The rich countries responsible for causing climate change are shifting the burden of solving the problem to poorer countries, says Mithika Mwenda, Executive Director of the Pan African Climate Justice Alliance (PACJA), the continent’s umbrella organisation of grassroots environmental NGOs.
What does the term climate finance mean?
Climate finance refers to money raised, through various sources, public or private, to address climate change in various aspects; to support adaptation or mitigation, or to support capacity building for the people impacted.
The money raised could also go to support innovations and technological development as a way of building resilience to the growing impacts of climate change.
Climate finance is a central pillar of international negotiations spearheaded by the UN through its Framework Convention on Climate Change. The other pillars are adaptation, mitigation, technology transfer and capacity building.
Why has climate finance become so emotive?
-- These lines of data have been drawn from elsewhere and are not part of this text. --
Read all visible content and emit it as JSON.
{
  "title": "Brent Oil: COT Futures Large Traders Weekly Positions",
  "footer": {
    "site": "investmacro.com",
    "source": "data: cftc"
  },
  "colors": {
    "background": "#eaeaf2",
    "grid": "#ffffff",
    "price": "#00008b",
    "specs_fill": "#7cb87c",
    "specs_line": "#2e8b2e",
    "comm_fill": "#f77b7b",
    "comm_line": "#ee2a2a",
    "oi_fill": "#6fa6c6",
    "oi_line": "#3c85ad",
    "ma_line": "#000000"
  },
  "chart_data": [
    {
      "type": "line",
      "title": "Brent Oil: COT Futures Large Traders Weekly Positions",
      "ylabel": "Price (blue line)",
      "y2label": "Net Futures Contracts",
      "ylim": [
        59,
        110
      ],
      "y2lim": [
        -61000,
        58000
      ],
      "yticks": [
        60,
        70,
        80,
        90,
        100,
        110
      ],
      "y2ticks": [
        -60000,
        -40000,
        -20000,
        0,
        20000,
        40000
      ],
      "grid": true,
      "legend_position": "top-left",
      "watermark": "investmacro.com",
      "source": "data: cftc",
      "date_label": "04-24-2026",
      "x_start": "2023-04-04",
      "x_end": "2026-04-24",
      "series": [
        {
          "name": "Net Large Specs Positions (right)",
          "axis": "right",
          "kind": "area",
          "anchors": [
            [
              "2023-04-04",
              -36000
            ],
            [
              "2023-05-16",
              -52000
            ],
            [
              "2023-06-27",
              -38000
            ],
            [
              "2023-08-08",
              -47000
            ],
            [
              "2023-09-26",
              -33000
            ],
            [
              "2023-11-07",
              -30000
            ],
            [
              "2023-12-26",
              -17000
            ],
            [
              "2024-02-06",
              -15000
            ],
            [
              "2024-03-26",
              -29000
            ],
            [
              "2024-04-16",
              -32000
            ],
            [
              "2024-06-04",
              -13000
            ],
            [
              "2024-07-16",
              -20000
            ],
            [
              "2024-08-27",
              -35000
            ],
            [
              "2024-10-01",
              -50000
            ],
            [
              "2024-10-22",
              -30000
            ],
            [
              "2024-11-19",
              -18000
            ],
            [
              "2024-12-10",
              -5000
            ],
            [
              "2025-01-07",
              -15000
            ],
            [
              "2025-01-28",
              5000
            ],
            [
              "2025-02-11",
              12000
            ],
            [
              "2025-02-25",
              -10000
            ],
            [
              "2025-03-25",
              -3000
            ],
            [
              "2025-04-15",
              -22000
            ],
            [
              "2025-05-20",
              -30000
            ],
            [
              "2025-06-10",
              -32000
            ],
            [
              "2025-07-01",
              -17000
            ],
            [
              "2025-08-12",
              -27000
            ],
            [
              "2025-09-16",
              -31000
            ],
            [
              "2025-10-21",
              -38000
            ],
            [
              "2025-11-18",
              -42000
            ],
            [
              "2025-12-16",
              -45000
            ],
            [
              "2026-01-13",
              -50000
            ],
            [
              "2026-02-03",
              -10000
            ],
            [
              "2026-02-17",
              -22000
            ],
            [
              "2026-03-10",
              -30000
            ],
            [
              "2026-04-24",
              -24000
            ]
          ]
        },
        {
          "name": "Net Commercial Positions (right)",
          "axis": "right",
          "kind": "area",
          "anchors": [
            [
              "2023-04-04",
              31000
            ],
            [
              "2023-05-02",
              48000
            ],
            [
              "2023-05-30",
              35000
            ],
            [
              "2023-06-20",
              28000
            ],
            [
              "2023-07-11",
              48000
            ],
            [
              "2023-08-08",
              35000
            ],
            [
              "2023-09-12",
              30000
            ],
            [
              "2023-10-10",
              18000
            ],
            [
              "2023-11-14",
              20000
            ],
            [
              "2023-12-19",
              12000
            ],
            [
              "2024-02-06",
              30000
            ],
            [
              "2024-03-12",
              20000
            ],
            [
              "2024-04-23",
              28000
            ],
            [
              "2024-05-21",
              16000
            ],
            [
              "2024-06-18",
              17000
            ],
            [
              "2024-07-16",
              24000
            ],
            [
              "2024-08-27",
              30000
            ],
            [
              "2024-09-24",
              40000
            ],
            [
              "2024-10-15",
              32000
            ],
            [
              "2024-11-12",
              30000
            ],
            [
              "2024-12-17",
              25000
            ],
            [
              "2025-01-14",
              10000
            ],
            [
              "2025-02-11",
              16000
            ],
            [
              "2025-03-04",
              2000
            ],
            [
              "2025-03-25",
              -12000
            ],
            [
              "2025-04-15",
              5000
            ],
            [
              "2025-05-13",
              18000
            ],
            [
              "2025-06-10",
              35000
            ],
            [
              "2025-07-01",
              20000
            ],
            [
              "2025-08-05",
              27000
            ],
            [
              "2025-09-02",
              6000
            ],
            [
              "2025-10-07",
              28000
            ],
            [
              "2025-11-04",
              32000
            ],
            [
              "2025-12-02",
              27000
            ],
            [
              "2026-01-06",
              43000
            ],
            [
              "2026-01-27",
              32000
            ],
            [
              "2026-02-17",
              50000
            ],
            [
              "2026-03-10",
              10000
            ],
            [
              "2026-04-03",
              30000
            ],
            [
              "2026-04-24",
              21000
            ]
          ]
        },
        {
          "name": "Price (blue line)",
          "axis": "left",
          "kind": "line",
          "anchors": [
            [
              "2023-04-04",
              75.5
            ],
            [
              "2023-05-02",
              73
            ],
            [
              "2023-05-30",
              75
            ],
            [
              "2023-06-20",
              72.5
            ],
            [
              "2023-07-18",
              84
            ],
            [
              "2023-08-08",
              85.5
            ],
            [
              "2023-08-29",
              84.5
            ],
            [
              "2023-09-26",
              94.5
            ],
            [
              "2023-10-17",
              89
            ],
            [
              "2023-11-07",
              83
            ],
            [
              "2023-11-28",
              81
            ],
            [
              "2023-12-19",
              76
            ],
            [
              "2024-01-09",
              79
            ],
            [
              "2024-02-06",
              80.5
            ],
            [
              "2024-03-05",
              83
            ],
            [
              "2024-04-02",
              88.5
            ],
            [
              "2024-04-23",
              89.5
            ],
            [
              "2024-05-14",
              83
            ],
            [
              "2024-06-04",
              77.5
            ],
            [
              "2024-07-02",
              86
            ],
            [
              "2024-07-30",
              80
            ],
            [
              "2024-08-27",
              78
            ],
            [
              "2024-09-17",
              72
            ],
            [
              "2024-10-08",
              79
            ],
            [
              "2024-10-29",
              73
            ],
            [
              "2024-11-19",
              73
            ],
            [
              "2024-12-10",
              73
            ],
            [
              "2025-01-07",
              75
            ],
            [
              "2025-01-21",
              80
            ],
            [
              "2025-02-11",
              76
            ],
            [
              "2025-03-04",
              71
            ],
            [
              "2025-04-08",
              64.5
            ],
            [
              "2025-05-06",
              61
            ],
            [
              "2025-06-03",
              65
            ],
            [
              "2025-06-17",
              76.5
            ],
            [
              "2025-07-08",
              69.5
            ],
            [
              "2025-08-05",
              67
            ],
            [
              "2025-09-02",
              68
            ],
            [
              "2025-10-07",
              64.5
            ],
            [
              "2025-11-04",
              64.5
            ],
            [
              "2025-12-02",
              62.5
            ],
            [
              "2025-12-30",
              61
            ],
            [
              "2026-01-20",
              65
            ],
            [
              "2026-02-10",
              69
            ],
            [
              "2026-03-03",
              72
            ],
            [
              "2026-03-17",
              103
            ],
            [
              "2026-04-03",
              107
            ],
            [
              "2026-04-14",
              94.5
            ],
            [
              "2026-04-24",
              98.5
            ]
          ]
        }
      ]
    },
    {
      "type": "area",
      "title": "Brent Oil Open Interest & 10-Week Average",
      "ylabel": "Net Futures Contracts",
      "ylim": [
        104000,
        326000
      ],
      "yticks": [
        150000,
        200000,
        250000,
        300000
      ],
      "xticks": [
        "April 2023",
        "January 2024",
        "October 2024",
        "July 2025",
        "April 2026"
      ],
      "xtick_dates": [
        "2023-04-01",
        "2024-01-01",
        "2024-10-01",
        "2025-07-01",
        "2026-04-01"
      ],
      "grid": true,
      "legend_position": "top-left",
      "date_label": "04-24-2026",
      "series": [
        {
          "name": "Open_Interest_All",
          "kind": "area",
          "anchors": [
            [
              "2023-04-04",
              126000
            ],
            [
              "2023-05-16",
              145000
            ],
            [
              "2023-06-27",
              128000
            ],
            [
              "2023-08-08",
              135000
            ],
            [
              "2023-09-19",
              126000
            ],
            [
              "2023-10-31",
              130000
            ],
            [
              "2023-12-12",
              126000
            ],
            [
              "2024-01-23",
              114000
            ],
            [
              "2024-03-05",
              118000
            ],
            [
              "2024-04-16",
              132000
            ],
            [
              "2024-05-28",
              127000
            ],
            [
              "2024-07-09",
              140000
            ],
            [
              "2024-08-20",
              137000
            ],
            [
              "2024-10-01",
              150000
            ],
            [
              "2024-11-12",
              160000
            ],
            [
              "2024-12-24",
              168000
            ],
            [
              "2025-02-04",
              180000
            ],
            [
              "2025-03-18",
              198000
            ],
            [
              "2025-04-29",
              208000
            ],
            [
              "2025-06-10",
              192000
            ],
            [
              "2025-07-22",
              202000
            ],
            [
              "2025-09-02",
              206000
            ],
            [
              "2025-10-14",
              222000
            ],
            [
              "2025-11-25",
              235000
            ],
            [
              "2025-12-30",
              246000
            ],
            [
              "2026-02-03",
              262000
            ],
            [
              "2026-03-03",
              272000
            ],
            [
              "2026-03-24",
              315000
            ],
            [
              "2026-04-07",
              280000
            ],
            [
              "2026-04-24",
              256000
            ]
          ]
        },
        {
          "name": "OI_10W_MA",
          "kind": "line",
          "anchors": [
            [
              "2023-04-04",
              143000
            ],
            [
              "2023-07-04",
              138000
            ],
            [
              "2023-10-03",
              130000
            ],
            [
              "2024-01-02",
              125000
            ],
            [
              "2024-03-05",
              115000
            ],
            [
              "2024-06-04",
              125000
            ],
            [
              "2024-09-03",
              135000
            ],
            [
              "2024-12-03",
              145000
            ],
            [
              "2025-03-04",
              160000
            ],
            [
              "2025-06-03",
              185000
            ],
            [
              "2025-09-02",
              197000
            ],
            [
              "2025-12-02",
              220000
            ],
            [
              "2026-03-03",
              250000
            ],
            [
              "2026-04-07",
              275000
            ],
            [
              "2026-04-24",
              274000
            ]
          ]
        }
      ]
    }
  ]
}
Financing climate change action remains the most emotive feature in the international climate negotiations process. While all agree that trillions of dollars are required to address climate change, little has been raised to match the urgency of the crisis.
As climate change takes centre-stage in global diplomatic, political and economic interactions, it is becoming exceedingly clear that those who bear the highest responsibility to address it – the rich countries responsible for climate crisis – have incrementally transferred the burden of climate action to the victims of their actions.
Many climate finance Instruments have been established to address demands from various constituencies in the negotiations process. The latest, the Green Climate Fund, was established during the 16th session of the UNFCCC in Cancun, Mexico, after pressure from developing countries and civil society.
They wanted a dedicated mechanism to finance climate change, away from the World Bank and Bretton Woods institutions, which are not only bureaucratic, but also controlled by a few powerful states and transnational corporations. One key feature of the Green Climate Fund is the democratic practice in decision-making, where there is a balance between the north and south.
The Fund has so far received around $10bn from contributing countries, but this is way below what is required. Instead of putting money into the Fund, as was expected when it was being designed, the developed countries have largely ignored it and opted to channel their money through the systems they can control.
Ultimately, the Green Climate Fund may follow the direction of others which came before, which became major breakthrough ideas only to fall by the wayside.
In a nutshell, then, it is apparent that Africa has not adequately benefitted from all these Funds despite what the donor partners have claimed. Huge boulders have been erected on the continent’s effort to access these Funds, manifested by bureaucracies and strict access requirements.
Is there justice in climate finance?
Certainly not. The above background leads us to ask hard questions about where the responsibility lies to address climate change. It is injustice of the highest order that the rich countries who caused the climate crisis have decided to transfer the burden of action to the people who are suffering the consequences of their actions.
Is Africa getting a fair share of the global climate finance pool?
Definitely not and this is tragic – for the continent that faces the wrath of climate change impacts, and the region cited by the Intergovernmental Panel on Climate Change as the most vulnerable, it should be automatic that it receives the largest share of these Funds. But, this is yet to happen as international dialogue on climate action remains a divisive issue in the global geopolitical landscape.